UN-Berichte der letzten Jahre belegen, dass Ruanda die bewaffnete Gruppe nicht nur logistisch, sondern auch mit eigenen Truppen in der DR Kongo unterstützt. Anfang 2024 schätzte eine UN-Expertengruppe, dass sich 3 000 bis 4 000 ruandische Soldaten in der DR Kongo befinden. Nach der Einnahme von Goma und Bukavu könnte sich diese Zahl auf mindestens 6 000 bis 7 000 Soldaten erhöht haben.
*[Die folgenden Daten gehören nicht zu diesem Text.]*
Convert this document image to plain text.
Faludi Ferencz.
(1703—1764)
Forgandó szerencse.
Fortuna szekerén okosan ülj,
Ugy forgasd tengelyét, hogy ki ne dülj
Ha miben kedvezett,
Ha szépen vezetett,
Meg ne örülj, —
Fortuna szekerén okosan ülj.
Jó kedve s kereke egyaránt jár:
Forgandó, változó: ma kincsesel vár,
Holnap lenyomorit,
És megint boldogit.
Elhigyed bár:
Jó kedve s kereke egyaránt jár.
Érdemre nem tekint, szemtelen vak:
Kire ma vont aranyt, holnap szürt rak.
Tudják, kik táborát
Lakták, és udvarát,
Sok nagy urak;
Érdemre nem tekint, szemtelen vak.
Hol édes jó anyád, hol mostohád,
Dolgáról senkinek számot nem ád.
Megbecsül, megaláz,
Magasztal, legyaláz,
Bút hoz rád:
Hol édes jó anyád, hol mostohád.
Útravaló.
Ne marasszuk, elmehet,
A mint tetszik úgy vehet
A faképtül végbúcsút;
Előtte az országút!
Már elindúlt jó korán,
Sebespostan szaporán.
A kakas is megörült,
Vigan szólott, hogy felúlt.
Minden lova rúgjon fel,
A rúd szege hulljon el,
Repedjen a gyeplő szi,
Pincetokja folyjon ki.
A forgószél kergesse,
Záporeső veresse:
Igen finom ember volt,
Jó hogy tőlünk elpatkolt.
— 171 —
Welche Interessen verfolgt Ruanda im Osten der Demokratischen Republik Kongo? Warum handelt es auf eine Weise, die als Invasion bezeichnet werden kann? Um das zu verstehen, muss man Ruandas vielschichtige Interessen im Kongo betrachten. Diese sind politisch, sicherheitspolitisch und wirtschaftlich – und sie sind eng miteinander verwoben. Wer diese Zusammenhänge nicht versteht, kann den Konflikt nicht durchschauen.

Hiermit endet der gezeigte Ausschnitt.